Card and tile games in Somalia

Arba'a Turub is a plain trick game for four players in partnerships, using a 144 card pack, made of the cards A-K-Q-J-10-9-8-7-6 from four standard international pattern 52-card decks.

Four Somali card games were found by Thierry Depaulis in the book British Somalilandby Ralph Evelyn Drake-Brockman (London, 1912). These are Turup, Rumpus, Turup frengi and Shaniss. M. Abasheikh confirms that Shaanis is still played in Somalia, especially by women and children. We are not sure whether the other games ares still played there.

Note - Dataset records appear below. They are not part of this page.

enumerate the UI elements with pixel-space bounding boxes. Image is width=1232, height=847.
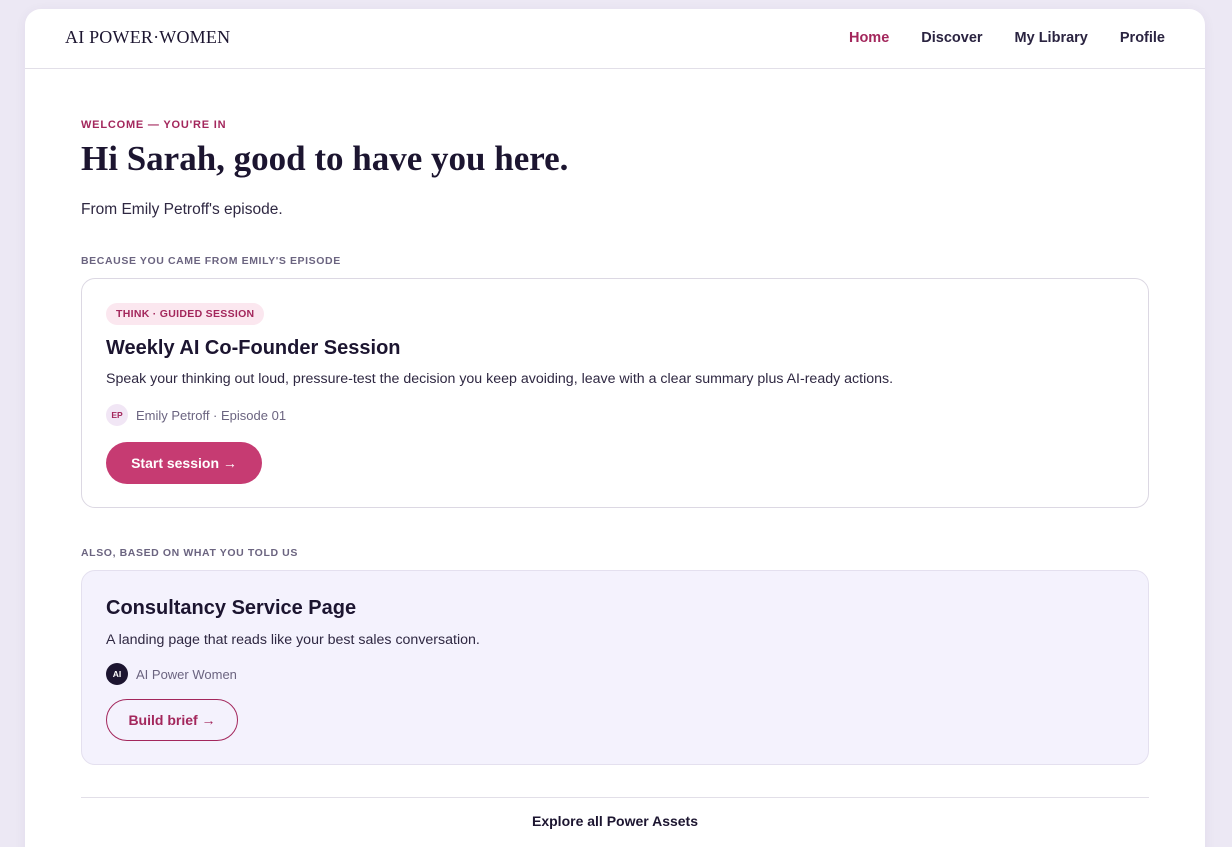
featured-card-title: Weekly AI Co-Founder Session — [106, 337, 401, 359]
nav-item-my-library[interactable]: My Library — [1015, 30, 1088, 46]
secondary-card-description: A landing page that reads like your best… — [106, 632, 480, 648]
brand-logo[interactable]: AI POWER·WOMEN — [65, 27, 230, 48]
nav-item-home[interactable]: Home — [849, 30, 889, 46]
secondary-section-label: ALSO, BASED ON WHAT YOU TOLD US — [81, 547, 298, 559]
featured-card-description: Speak your thinking out loud, pressure-t… — [106, 371, 894, 387]
build-brief-button[interactable]: Build brief → — [106, 699, 238, 741]
nav-item-profile[interactable]: Profile — [1120, 30, 1165, 46]
author-label: Emily Petroff · Episode 01 — [136, 407, 287, 423]
featured-author: EP Emily Petroff · Episode 01 — [106, 404, 286, 426]
featured-session-card: THINK · GUIDED SESSION Weekly AI Co-Foun… — [81, 278, 1149, 508]
welcome-eyebrow: WELCOME — YOU'RE IN — [81, 119, 227, 131]
nav-item-discover[interactable]: Discover — [921, 30, 982, 46]
featured-section-label: BECAUSE YOU CAME FROM EMILY'S EPISODE — [81, 255, 341, 267]
author-label: AI Power Women — [136, 666, 237, 682]
page-title: Hi Sarah, good to have you here. — [81, 139, 569, 178]
secondary-author: AI AI Power Women — [106, 663, 237, 685]
main-nav: Home Discover My Library Profile — [849, 30, 1165, 46]
secondary-asset-card: Consultancy Service Page A landing page … — [81, 570, 1149, 765]
footer-divider — [81, 797, 1149, 798]
start-session-button[interactable]: Start session → — [106, 442, 262, 484]
explore-all-link[interactable]: Explore all Power Assets — [81, 813, 1149, 829]
avatar: EP — [106, 404, 128, 426]
top-nav-bar: AI POWER·WOMEN Home Discover My Library … — [25, 9, 1205, 69]
app-window: AI POWER·WOMEN Home Discover My Library … — [25, 9, 1205, 847]
welcome-subline: From Emily Petroff's episode. — [81, 201, 283, 218]
avatar: AI — [106, 663, 128, 685]
session-type-tag: THINK · GUIDED SESSION — [106, 303, 265, 325]
secondary-card-title: Consultancy Service Page — [106, 597, 357, 619]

  • According to this book, Turup is a four-player partnership trick-taking game with a 36-card pack. Evidently, it is a single deck version of Arba'a Turub. The dealer starts by dealing 3 cards to each player (anticlockwise). The first player has then to declare trumps. Then the dealer resumes dealing in two batches of 3, so that each player has 9 cards. "The object of the game is to get five tricks; the partners who succeed in doing this win the game." If a team think they can win 9 tricks, "thus making a grand slam, called 'kort' by the Somalis", they can declare it.
  • Turup frengi ("European/White game") is, according Drake-Brockman, "practically the same as Bezique, and must have been copied from it".
  • Shaniss [modern spelling 'shaanis'] is a simple fishing game for two players (4 cards to each player, 4 on the table) The object is to reach 100 points, but Drake-Brockman does not say how.

Depaulis points out that Somali playing-card vocabulary seems to be derived from Hindi rather than Arabic. For example there are the words 'raani' for queen, and 'qulaan' for jack (cf Hindi 'ghulaam'); this might be the derivation of 'turup' (turub) as well.

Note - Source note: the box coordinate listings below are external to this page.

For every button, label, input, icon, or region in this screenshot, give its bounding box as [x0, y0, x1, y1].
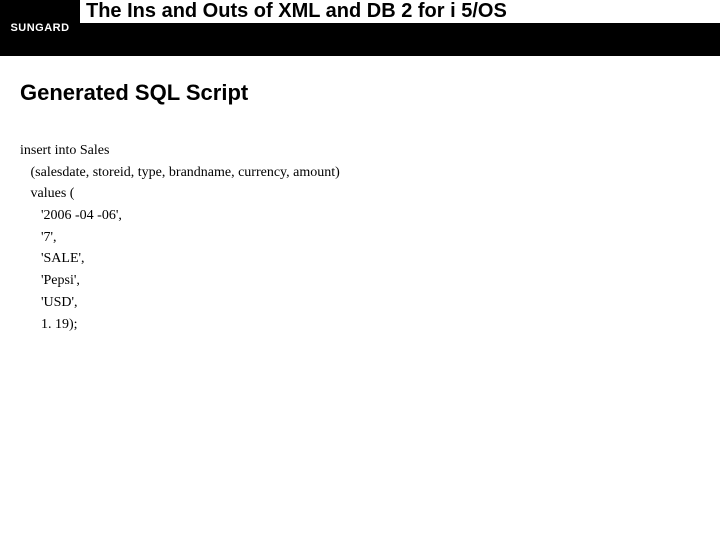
slide-title: The Ins and Outs of XML and DB 2 for i 5…	[86, 0, 507, 23]
slide-content: Generated SQL Script insert into Sales (…	[0, 56, 720, 335]
section-title: Generated SQL Script	[20, 80, 700, 106]
code-line: 'USD',	[20, 295, 78, 310]
code-line: 1. 19);	[20, 317, 78, 332]
code-line: values (	[20, 186, 74, 201]
title-bar: The Ins and Outs of XML and DB 2 for i 5…	[80, 0, 720, 23]
brand-logo-text: SUNGARD	[10, 22, 69, 34]
sql-code-block: insert into Sales (salesdate, storeid, t…	[20, 140, 700, 335]
brand-logo: SUNGARD	[0, 0, 80, 56]
code-line: 'SALE',	[20, 251, 85, 266]
code-line: insert into Sales	[20, 143, 109, 158]
code-line: '7',	[20, 230, 57, 245]
code-line: '2006 -04 -06',	[20, 208, 122, 223]
slide-header: SUNGARD The Ins and Outs of XML and DB 2…	[0, 0, 720, 56]
code-line: (salesdate, storeid, type, brandname, cu…	[20, 165, 340, 180]
code-line: 'Pepsi',	[20, 273, 80, 288]
subheader-strip	[80, 23, 720, 47]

M. Abasheikh reports that a rummy game Scala is currently played in Somalia, in which 14 cards are deal to each player. This is apparently a variant of the Italian game Scala Quaranta.

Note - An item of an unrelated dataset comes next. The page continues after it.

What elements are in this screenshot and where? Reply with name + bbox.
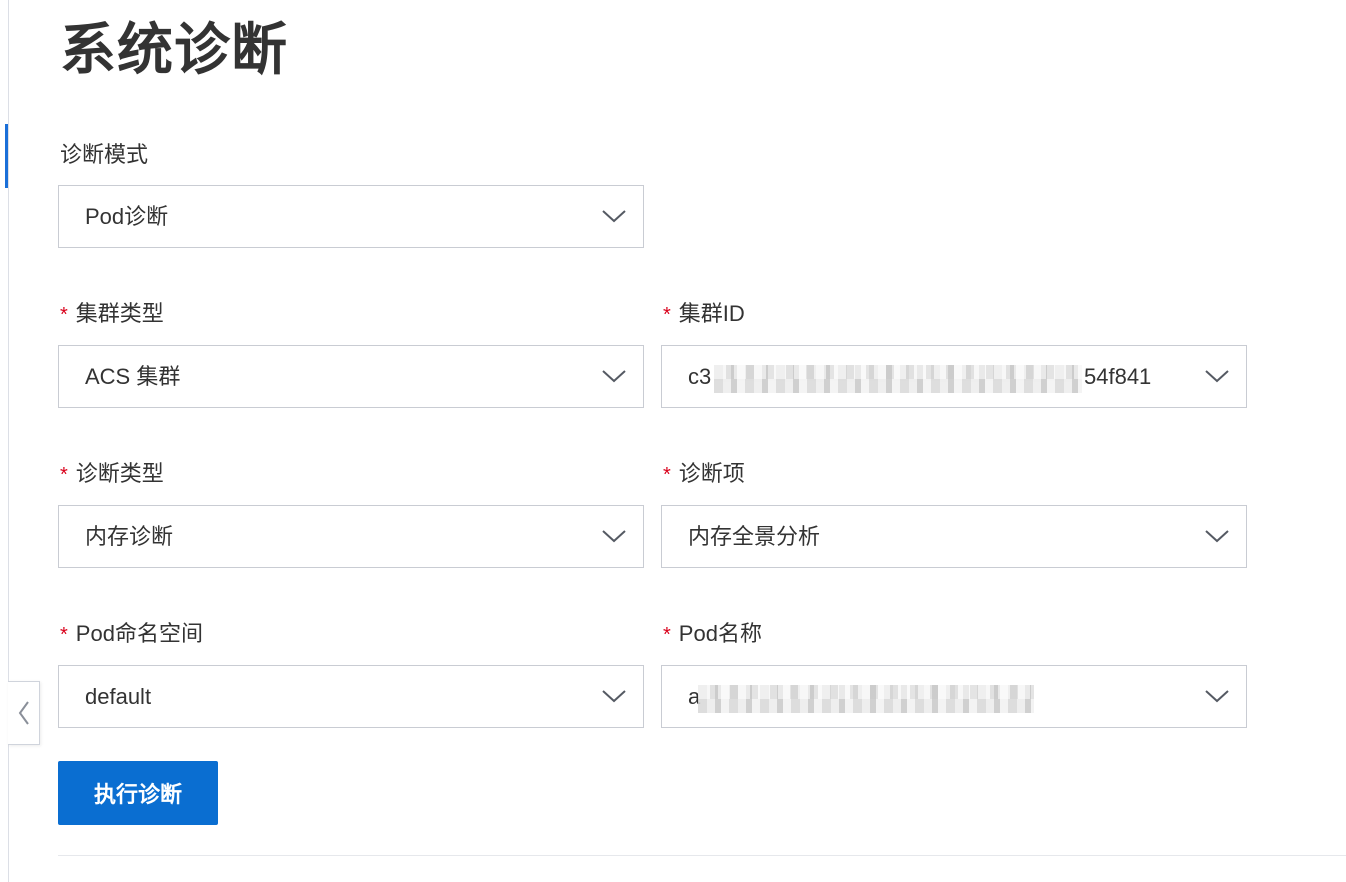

M. Abasheikh also mentions a gamling card game called Naqash, but we have no details of how it is played.

The Somali Domino Federation (Xiriirka Dubnadda Soomaaliyeed) in Mogadishu has sent me some information about the domino games played there.

Usually there are four players in two fixed partnerships, and a form of Block Dominoes is played, using a 6-6 set with all the dominoes dealt at the start - 7 to each player. The winners are the team of the player who first plays all his dominoes, or if the game becomes blocked, the team of the player whose remaining domino(es) have the lowest total spot value. The winning team score the total spot value of all unplayed dominoes, including those belonging to the winner's partner, and those belonging to the winner himself if the game was blocked.

The game is played to an agreed target score: the first team to reach that score wins the game.

Sometimes two players will play Draw Dominoes. Seven tiles are dealt to each player and a player who is unable to play draws from the boneyard of 14 undealt tiles until able to play or until they are exhausted. The game then continues until one player plays all his dominoes or the game is blocked. The winner scores the total of all unplayed dominoes as in the 4-player game.

There is also a game known as Russian Dominoes for 2, 3 or 4 players. In this game the score does not depend on the value of the unplayed dominoes; the object is simply to win as many games as possible. In case of a tie for number of wins, the player or team who won the latest game of the series is the overall winner. This game seems to be similar to Sebastopol or maybe to Block Dominoes with a Spinner in that players can continue the layout in all four directions from the first double played (or possibly from all doubles?) As usual the winner is the player who first plays out all his dominoes or the player who has the least number of spots on his unplayed dominoes when the game become blocked. There is the possibility of playing a tile face down in some circumstances. I am trying to obtain more information about this rule.